Troque 20 por cento da dose (por exemplo, de massa) por fruta e vegetais. Esta quantidade corresponde à «margem inconsciente». «A zona em que podemos comer um pouco demais ou de menos sem ter consciência disso», advoga o investigador. Assim superará o mecanismo inconsciente de parar de comer com base em sinais como já nada restar na mesa, todos terem saído ou o prato ficar vazio.

Ilusões óticas

Quanto maior for o recipiente de onde se serve mais irá comer, pelo que é benéfico arrumar os alimentos em embalagens menores. Da mesma forma, deve preferir pratos mais pequenos (a mesma dose parecerá menor num prato do tamanho de uma travessa); e usar copos esguios, já que tenderá a beber mais num baixo e largo. Contornar estas ilusões óticas permite reduzir o que come ou bebe em, pelo menos, 15 por cento.

Medidas dissuasoras

Para comer menos, aumente o esforço necessário para o conseguir. Não compre alimentos tentadores ou arrume-os num armário de difícil acesso. Use fita-cola em vez de molas para fechar pacotes. Deixe a travessa a, pelo menos, dois metros da mesa e petisque apenas à mesa num prato vazio, para ter de se servir, comer e limpar.

Superar a fome emocional

Para avaliar se são as suas emoções que a motivam a comer, e conseguir superá-la, experimente fazer o que se segue:

- Sempre que estiver prestes a comer, pense no seu estômago como um depósito. Estará a zero, a ½, ¾, cheio, muito cheio ou a abarrotar? O ideal será ficar entre ¾ e cheio. Se o fizer sempre, ao fim de duas semanas perceberá instintivamente por que é que come.

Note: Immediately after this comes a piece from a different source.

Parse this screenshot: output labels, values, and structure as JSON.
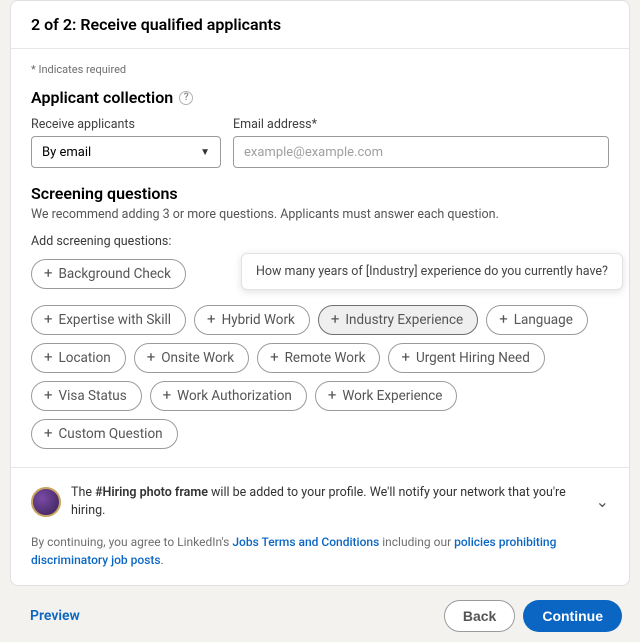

- Para diminuir o risco de se desviar dos bons hábitos, diminua as opções. Coma todos os dias a mesma coisa à refeição em que tem menos tempo.

- Coloque na despensa uma lista de emergência de alimentos saudáveis para quando a fome emocional ataca.

- Procure identificar as necessidades que está a tentar preencher com a comida e busque outras formas de o fazer, nomeadamente ocupando o tempo com a família, o trabalho, o exercício, um hobby que a apaixone, a meditação ou oração.